Another aspect of housing affordability is taxation. This is a government that, for all the talk of helping first-homebuyers, continue in most cases to impose significant taxation on first-homebuyers. They do not seem to care. Their criticism of our policies was that it was about helping millionaires. What a ridiculous comment—what a ridiculous statement, the idea that an ordinary family, trying to purchase a home for around $400,000 or even $450,000 is somehow wealthy. Many of them are taking out very big mortgages. They are often people working in ordinary fields, such as teaching and nursing. They are middle income earners, working hard and saving hard, and this government goes and slaps them with a $10,000, $15,000 or even a $20,000 stamp duty bill. That kind of taxation obviously has an impact. It impacts on first-homebuyers in particular.
Those are the fundamentals. I am interested that the Chief Minister has not joined us for this debate. We know that he did not want this debate to go ahead because of the bad coverage that he got in the Canberra Times today, which we will deal with.
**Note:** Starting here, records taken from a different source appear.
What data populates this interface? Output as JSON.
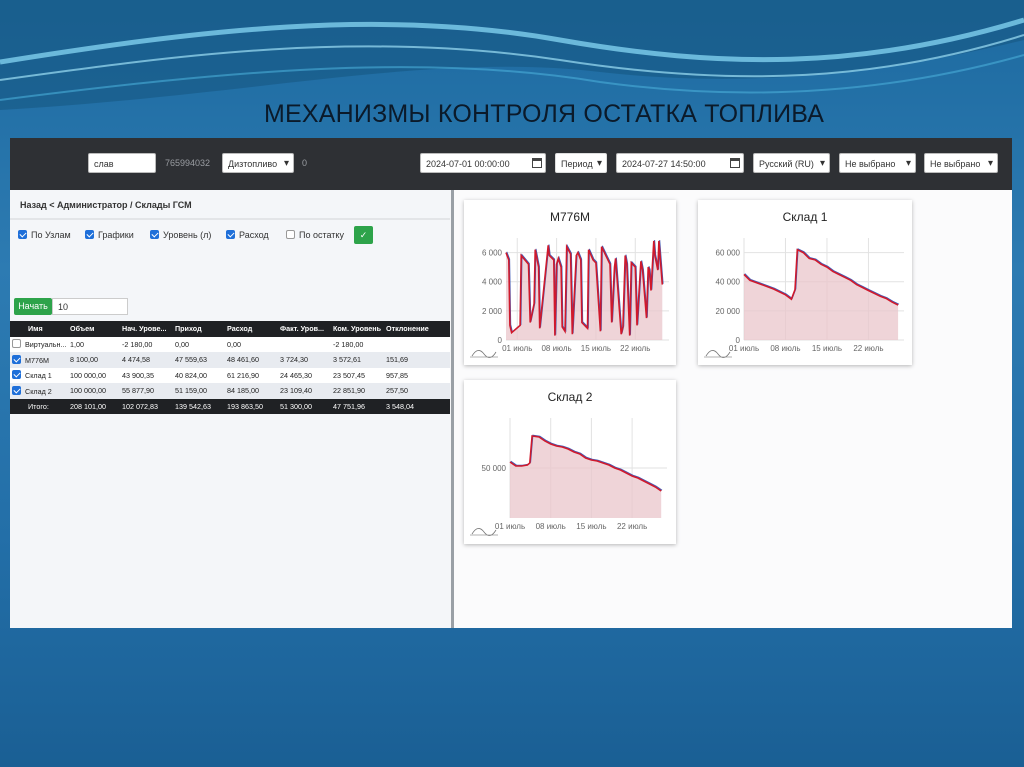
{
  "slide": {
    "title": "МЕХАНИЗМЫ КОНТРОЛЯ ОСТАТКА ТОПЛИВА"
  },
  "colors": {
    "slide_bg": "#236fa8",
    "topbar": "#2e3034",
    "checkbox": "#1e6fd9",
    "button": "#2da34a",
    "line": "#d0192c",
    "fill": "#e9c6cb"
  },
  "toolbar": {
    "search_value": "слав",
    "id_text": "765994032",
    "fuel_select": "Дизтопливо",
    "count": "0",
    "date_from": "2024-07-01 00:00:00",
    "period_label": "Период",
    "date_to": "2024-07-27 14:50:00",
    "language": "Русский (RU)",
    "filter1": "Не выбрано",
    "filter2": "Не выбрано",
    "calendar_icon": "calendar-icon"
  },
  "breadcrumb": "Назад < Администратор / Склады ГСМ",
  "options": [
    {
      "label": "По Узлам",
      "checked": true
    },
    {
      "label": "Графики",
      "checked": true
    },
    {
      "label": "Уровень (л)",
      "checked": true
    },
    {
      "label": "Расход",
      "checked": true
    },
    {
      "label": "По остатку",
      "checked": false
    }
  ],
  "apply_icon": "check-icon",
  "start_button": "Начать",
  "start_value": "10",
  "table": {
    "columns": [
      "Имя",
      "Объем",
      "Нач. Урове...",
      "Приход",
      "Расход",
      "Факт. Уров...",
      "Ком. Уровень",
      "Отклонение"
    ],
    "rows": [
      {
        "checked": false,
        "cells": [
          "Виртуальн...",
          "1,00",
          "-2 180,00",
          "0,00",
          "0,00",
          "",
          "-2 180,00",
          ""
        ]
      },
      {
        "checked": true,
        "cells": [
          "М776М",
          "8 100,00",
          "4 474,58",
          "47 559,63",
          "48 461,60",
          "3 724,30",
          "3 572,61",
          "151,69"
        ]
      },
      {
        "checked": true,
        "cells": [
          "Склад 1",
          "100 000,00",
          "43 900,35",
          "40 824,00",
          "61 216,90",
          "24 465,30",
          "23 507,45",
          "957,85"
        ]
      },
      {
        "checked": true,
        "cells": [
          "Склад 2",
          "100 000,00",
          "55 877,90",
          "51 159,00",
          "84 185,00",
          "23 109,40",
          "22 851,90",
          "257,50"
        ]
      }
    ],
    "totals": [
      "Итого:",
      "208 101,00",
      "102 072,83",
      "139 542,63",
      "193 863,50",
      "51 300,00",
      "47 751,96",
      "3 548,04"
    ]
  },
  "chart_data": [
    {
      "type": "line",
      "title": "М776М",
      "xticks": [
        "01 июль",
        "08 июль",
        "15 июль",
        "22 июль"
      ],
      "yticks": [
        "0",
        "2 000",
        "4 000",
        "6 000"
      ],
      "ylim": [
        0,
        7000
      ],
      "xlim": [
        -2,
        27
      ],
      "series": [
        {
          "x": [
            -2,
            -1.5,
            -1.3,
            -1,
            0.5,
            0.7,
            2,
            2.3,
            3,
            3.2,
            3.8,
            4,
            5.5,
            5.7,
            6.5,
            6.7,
            7,
            7.3,
            7.8,
            8,
            8.5,
            8.8,
            9.5,
            9.8,
            10.5,
            10.8,
            11.3,
            11.5,
            12.5,
            12.7,
            13.5,
            14,
            14.8,
            15,
            16.5,
            16.8,
            17.3,
            17.5,
            18.5,
            18.8,
            19.2,
            19.5,
            20,
            20.3,
            21,
            21.3,
            22,
            22.3,
            23,
            23.3,
            23.5,
            23.8,
            24.3,
            24.5,
            25,
            25.2,
            25.8
          ],
          "y": [
            6000,
            5500,
            1000,
            500,
            1000,
            5800,
            5200,
            1200,
            2500,
            6200,
            5000,
            800,
            6500,
            5800,
            5500,
            300,
            5200,
            5600,
            5000,
            900,
            600,
            6400,
            5900,
            400,
            5800,
            6000,
            5500,
            1200,
            800,
            6200,
            5500,
            5300,
            600,
            6400,
            5200,
            1200,
            5000,
            5600,
            400,
            900,
            5800,
            5200,
            300,
            5300,
            5000,
            1000,
            5400,
            4800,
            1500,
            5000,
            4800,
            3400,
            6800,
            5800,
            4800,
            6800,
            3800
          ]
        }
      ]
    },
    {
      "type": "area",
      "title": "Склад 1",
      "xticks": [
        "01 июль",
        "08 июль",
        "15 июль",
        "22 июль"
      ],
      "yticks": [
        "0",
        "20 000",
        "40 000",
        "60 000"
      ],
      "ylim": [
        0,
        70000
      ],
      "xlim": [
        0,
        27
      ],
      "series": [
        {
          "x": [
            0,
            1,
            3,
            5,
            7,
            8,
            8.6,
            9,
            10,
            11,
            12,
            13,
            14,
            15,
            16,
            17,
            18,
            19,
            20,
            21,
            22,
            23,
            24,
            25,
            26
          ],
          "y": [
            45000,
            41000,
            38000,
            35000,
            31000,
            28000,
            34500,
            62000,
            60000,
            56000,
            55000,
            52000,
            50000,
            47000,
            45000,
            43000,
            41000,
            38000,
            36000,
            34000,
            32000,
            30000,
            28500,
            26000,
            24000
          ]
        }
      ]
    },
    {
      "type": "area",
      "title": "Склад 2",
      "xticks": [
        "01 июль",
        "08 июль",
        "15 июль",
        "22 июль"
      ],
      "yticks": [
        "50 000"
      ],
      "ylim": [
        0,
        100000
      ],
      "xlim": [
        0,
        27
      ],
      "series": [
        {
          "x": [
            0,
            1,
            2,
            3,
            3.4,
            3.8,
            5,
            6,
            7,
            8,
            9,
            10,
            11,
            12,
            13,
            14,
            15,
            16,
            17,
            18,
            19,
            20,
            21,
            22,
            23,
            24,
            25,
            26
          ],
          "y": [
            56000,
            52000,
            52000,
            53000,
            55000,
            82000,
            81000,
            77000,
            74000,
            72000,
            71000,
            69000,
            66000,
            64000,
            60000,
            58000,
            57000,
            55000,
            53000,
            50000,
            48000,
            45000,
            42000,
            40000,
            37000,
            34000,
            31000,
            27000
          ]
        }
      ]
    }
  ]
}
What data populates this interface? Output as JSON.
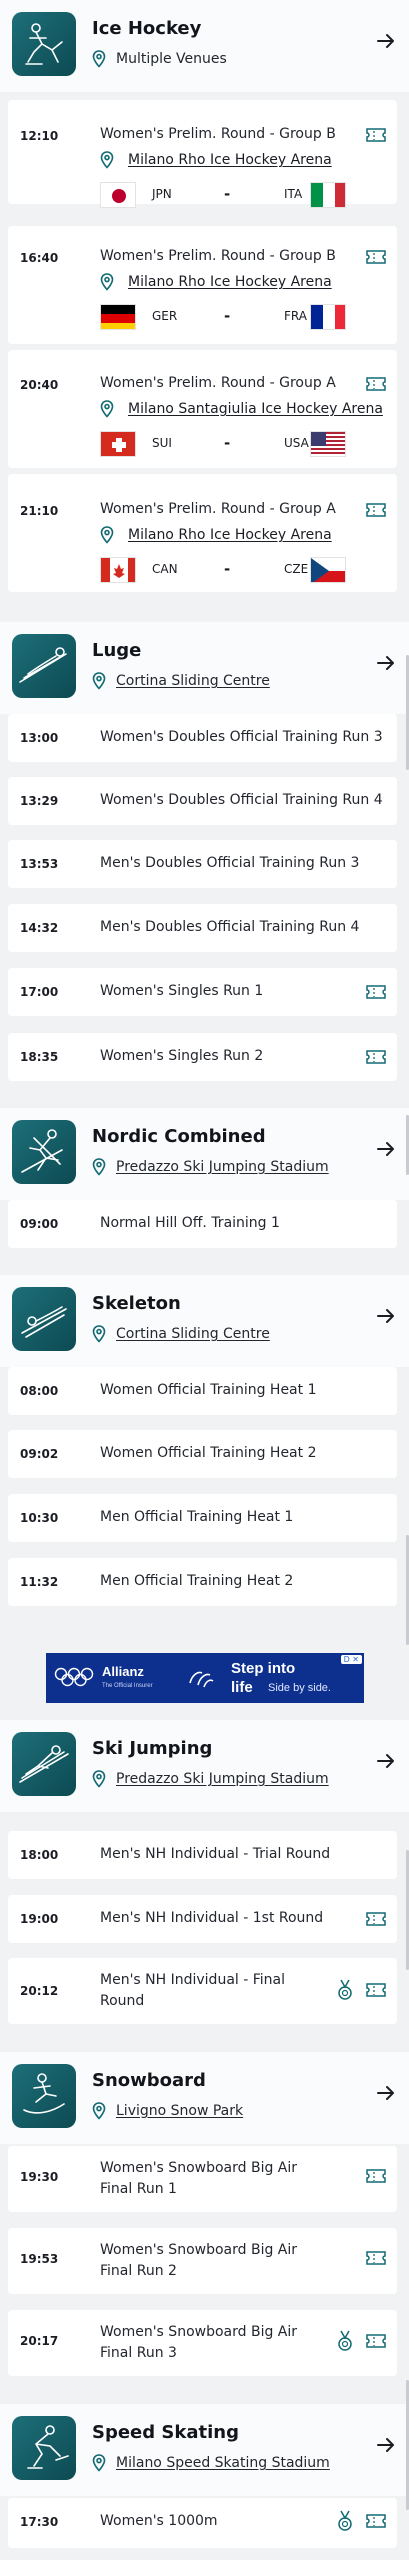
{
  "colors": {
    "accent": "#116a73",
    "card": "#ffffff",
    "background": "#f1f2f4"
  },
  "sports": [
    {
      "name": "Ice Hockey",
      "venue": "Multiple Venues",
      "icon": "ice-hockey-icon",
      "events": [
        {
          "time": "12:10",
          "name": "Women's Prelim. Round - Group B",
          "venue": "Milano Rho Ice Hockey Arena",
          "home": "JPN",
          "away": "ITA",
          "ticket": true
        },
        {
          "time": "16:40",
          "name": "Women's Prelim. Round - Group B",
          "venue": "Milano Rho Ice Hockey Arena",
          "home": "GER",
          "away": "FRA",
          "ticket": true
        },
        {
          "time": "20:40",
          "name": "Women's Prelim. Round - Group A",
          "venue": "Milano Santagiulia Ice Hockey Arena",
          "home": "SUI",
          "away": "USA",
          "ticket": true
        },
        {
          "time": "21:10",
          "name": "Women's Prelim. Round - Group A",
          "venue": "Milano Rho Ice Hockey Arena",
          "home": "CAN",
          "away": "CZE",
          "ticket": true
        }
      ]
    },
    {
      "name": "Luge",
      "venue": "Cortina Sliding Centre",
      "icon": "luge-icon",
      "events": [
        {
          "time": "13:00",
          "name": "Women's Doubles Official Training Run 3"
        },
        {
          "time": "13:29",
          "name": "Women's Doubles Official Training Run 4"
        },
        {
          "time": "13:53",
          "name": "Men's Doubles Official Training Run 3"
        },
        {
          "time": "14:32",
          "name": "Men's Doubles Official Training Run 4"
        },
        {
          "time": "17:00",
          "name": "Women's Singles Run 1",
          "ticket": true
        },
        {
          "time": "18:35",
          "name": "Women's Singles Run 2",
          "ticket": true
        }
      ]
    },
    {
      "name": "Nordic Combined",
      "venue": "Predazzo Ski Jumping Stadium",
      "icon": "nordic-combined-icon",
      "events": [
        {
          "time": "09:00",
          "name": "Normal Hill Off. Training 1"
        }
      ]
    },
    {
      "name": "Skeleton",
      "venue": "Cortina Sliding Centre",
      "icon": "skeleton-icon",
      "events": [
        {
          "time": "08:00",
          "name": "Women Official Training Heat 1"
        },
        {
          "time": "09:02",
          "name": "Women Official Training Heat 2"
        },
        {
          "time": "10:30",
          "name": "Men Official Training Heat 1"
        },
        {
          "time": "11:32",
          "name": "Men Official Training Heat 2"
        }
      ]
    },
    {
      "name": "Ski Jumping",
      "venue": "Predazzo Ski Jumping Stadium",
      "icon": "ski-jumping-icon",
      "events": [
        {
          "time": "18:00",
          "name": "Men's NH Individual - Trial Round"
        },
        {
          "time": "19:00",
          "name": "Men's NH Individual - 1st Round",
          "ticket": true
        },
        {
          "time": "20:12",
          "name": "Men's NH Individual - Final Round",
          "ticket": true,
          "medal": true
        }
      ]
    },
    {
      "name": "Snowboard",
      "venue": "Livigno Snow Park",
      "icon": "snowboard-icon",
      "events": [
        {
          "time": "19:30",
          "name": "Women's Snowboard Big Air Final Run 1",
          "ticket": true
        },
        {
          "time": "19:53",
          "name": "Women's Snowboard Big Air Final Run 2",
          "ticket": true
        },
        {
          "time": "20:17",
          "name": "Women's Snowboard Big Air Final Run 3",
          "ticket": true,
          "medal": true
        }
      ]
    },
    {
      "name": "Speed Skating",
      "venue": "Milano Speed Skating Stadium",
      "icon": "speed-skating-icon",
      "events": [
        {
          "time": "17:30",
          "name": "Women's 1000m",
          "ticket": true,
          "medal": true
        }
      ]
    }
  ],
  "ad": {
    "brand": "Allianz",
    "subtitle": "The Official Insurer",
    "cta_line1": "Step into",
    "cta_line2": "life",
    "cta_line3": "Side by side.",
    "badge": "D ✕"
  }
}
He constantly talks about his interest in this issue. I thought this was something he was committed to. He is so committed to it that he could not be here. Of course, they did not want this debate to go ahead.
But it is worth mentioning that the Chief Minister made a very significant statement today in relation to the cost of building in the territory. He claimed in estimates, in fact, that the cheapest you could actually get a house built for in the territory was around $200,000, that what was being offered under OwnPlace with blocks going for $100,000 and buildings going for a tick under $200,000 was the cheapest you could get.
Yet today, because he had a different message to sell today, he had to talk about what the deposit would be. He was saying this to journalists and he said it again in the Assembly: “You can get them for less than 150—even less.” Apparently what he said to the estimates committee was wrong. Now he is saying, “You can get houses, and people will be getting houses, under land rent, for 150.” Will it be 140? Will it be 130? How much will it be? How low will it go?
The Chief Minister was adamant when it was put to him that this was absolutely the cheapest you could get a house built for in the ACT—around about $200,000. He has now changed his tune. There is a significant contradiction on the record between what the Chief Minister said in estimates and what he said here today and what I understand he also told journalists today—that now, apparently, you can get a house for under $150,000.